Good discussion came up on IRC today, regarding sanitizing of the data.
I’d like to clear up a little confusion and hopefully set the record straight on the sanitizing of data.
First, we need to keep in mind that there are two types of “evil” data, which most web developers are worried about.
One can hurt your database and the other one that can hurt your HTML pages.
Therefore, it is generally advisable to protect your web application against:
1. SQL Injection
and
2. XSS, or cross-site scripting.
It is, however, important not to mix up the two and realize at which point it is appropriate to protect yourself (or your app) from harm.
First, the good news. With CakePHP you are automatically protected from SQL injection IF you use CakePHP’s ORM methods (such as find() and save()) and proper array notation as outlined in the manual. The bad news is that if you are playing around with plain SQL or do not adhere to proper CakePHP syntax of writing queries, you could still be vulnerable to an SQL injection attack.
To be a little more specific, CakePHP will quote and escape all fields and values in your queries, assuming you’re following the rules, to keep your DB nice and safe.
(If you care about more details, see here).
It is important to note, that updateAll() does not escape the fields, so be cautious when using it.
So, technically you have to worry very little about SQL injection when working with CakePHP.
Now, what about user inputting some evil scripts into your blog to hijack your site?
I think the most important point here is that any HTML script, tag or trick is perfectly safe to store in your database as is.
The basic rule is that you do not need to sanitize HTML data in any way before saving it into the database.
When you are concerned about XSS it is the output of data from the database that you need to worry about. If you display raw data from the DB, it is quite possible that you’ll have “evil scripts” injected into your page. With CakePHP it is easy to combat enough with a handy h() method.
Are there cases where you must sanitize HTML before saving it to the database?
Probably, but I can’t really think of any.

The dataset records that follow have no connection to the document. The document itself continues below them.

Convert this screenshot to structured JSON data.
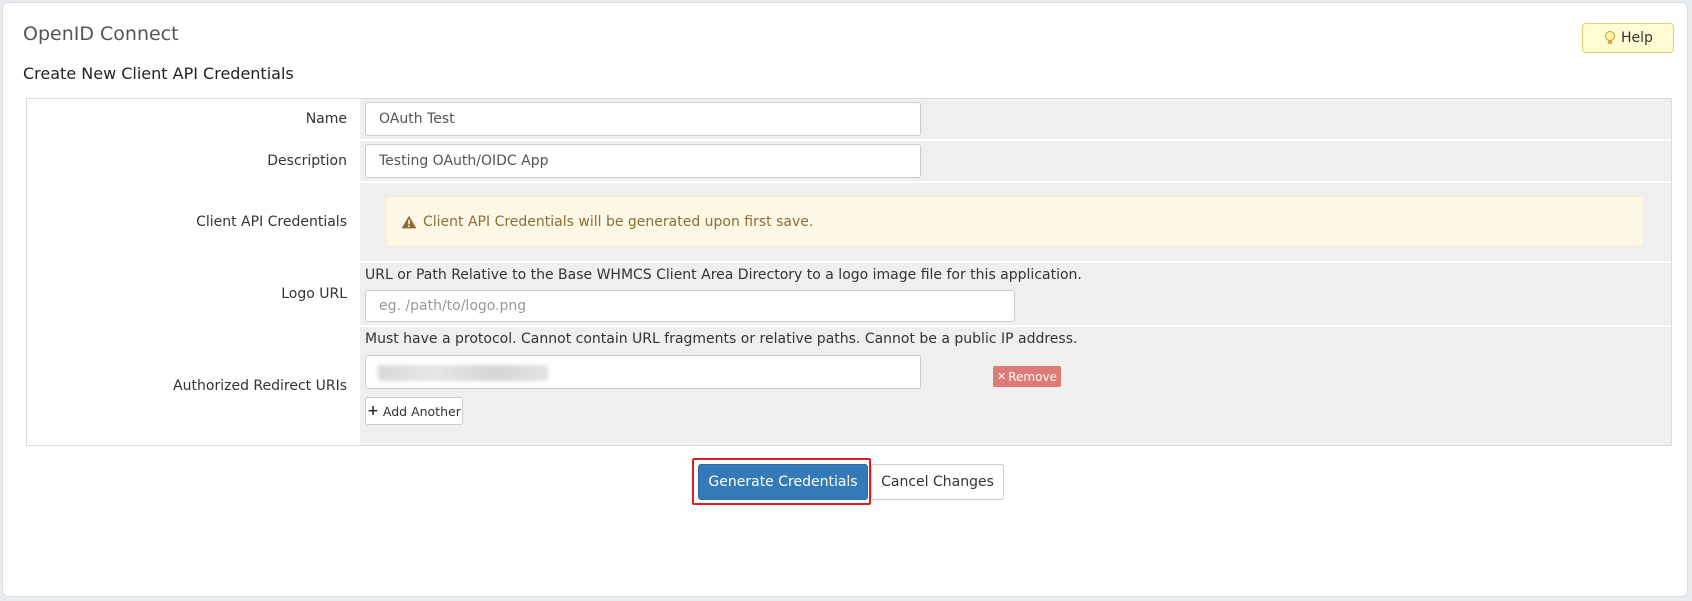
{
  "app": {
    "title": "OpenID Connect"
  },
  "help": {
    "label": "Help",
    "icon": "lightbulb-icon"
  },
  "section": {
    "title": "Create New Client API Credentials"
  },
  "form": {
    "name": {
      "label": "Name",
      "value": "OAuth Test"
    },
    "description": {
      "label": "Description",
      "value": "Testing OAuth/OIDC App"
    },
    "credentials": {
      "label": "Client API Credentials",
      "notice": "Client API Credentials will be generated upon first save.",
      "icon": "warning-icon"
    },
    "logo": {
      "label": "Logo URL",
      "help": "URL or Path Relative to the Base WHMCS Client Area Directory to a logo image file for this application.",
      "placeholder": "eg. /path/to/logo.png",
      "value": ""
    },
    "redirect": {
      "label": "Authorized Redirect URIs",
      "help": "Must have a protocol. Cannot contain URL fragments or relative paths. Cannot be a public IP address.",
      "remove_label": "Remove",
      "add_label": "Add Another"
    }
  },
  "actions": {
    "generate_label": "Generate Credentials",
    "cancel_label": "Cancel Changes"
  },
  "colors": {
    "primary": "#337ab7",
    "warning_bg": "#fcf8e3",
    "warning_text": "#8a6d3b",
    "remove": "#d9534f",
    "highlight": "#e02020"
  }
}
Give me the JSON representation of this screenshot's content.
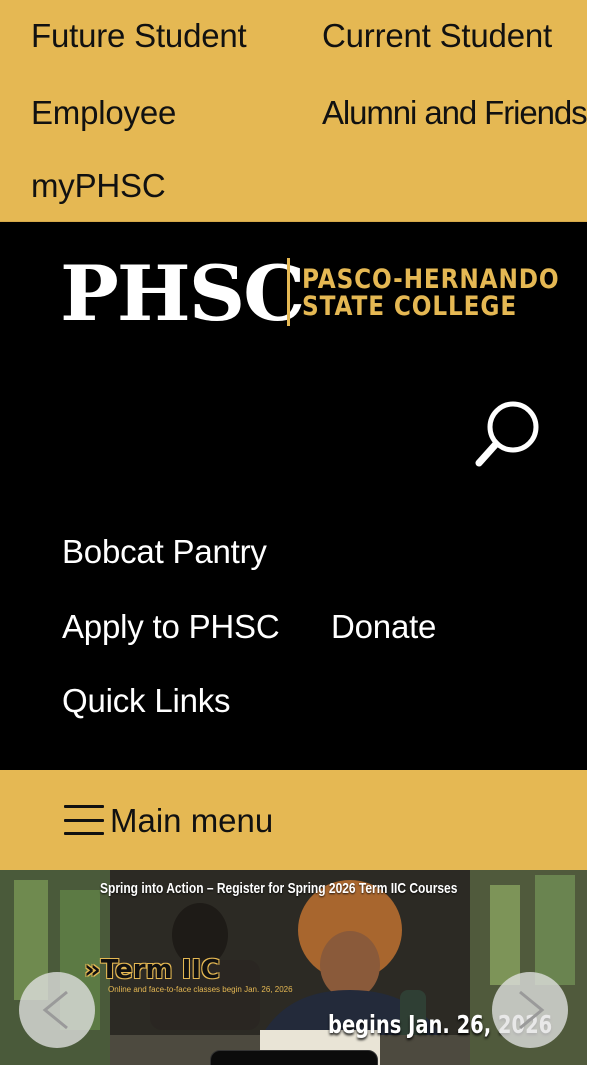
{
  "audience_nav": {
    "future_student": "Future Student",
    "current_student": "Current Student",
    "employee": "Employee",
    "alumni_and_friends": "Alumni and Friends",
    "myphsc": "myPHSC"
  },
  "logo": {
    "abbreviation": "PHSC",
    "name_line_1": "PASCO-HERNANDO",
    "name_line_2": "STATE COLLEGE"
  },
  "search": {
    "icon": "search-icon"
  },
  "header_links": {
    "bobcat_pantry": "Bobcat Pantry",
    "apply": "Apply to PHSC",
    "donate": "Donate",
    "quick_links": "Quick Links"
  },
  "main_menu": {
    "label": "Main menu",
    "icon": "hamburger-icon"
  },
  "hero": {
    "caption_top": "Spring into Action – Register for Spring 2026 Term IIC Courses",
    "badge": "»Term IIC",
    "badge_sub": "Online and face-to-face classes begin Jan. 26, 2026",
    "date_text": "begins Jan. 26, 2026",
    "prev_icon": "chevron-left-icon",
    "next_icon": "chevron-right-icon"
  },
  "colors": {
    "gold": "#e5b853",
    "black": "#000000",
    "white": "#ffffff"
  }
}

Even if your application requires it, you might want to create two fields in the relevant table raw_data and sanitized_data, as an example.
P.S. AD7six just proposed an excellent question, which he also answered just as well… Why allow script code to be stored in some user’s profile? The answer is that having this raw (although unwanted) data is useful for tracking and dealing with malicious users. That’s where having two fields in the table to store sanitized and raw data might come in very handy. If you remove the script tags prior to storing the user information, it’ll become much harder to find and flag users who are obviously trying to screw with your app.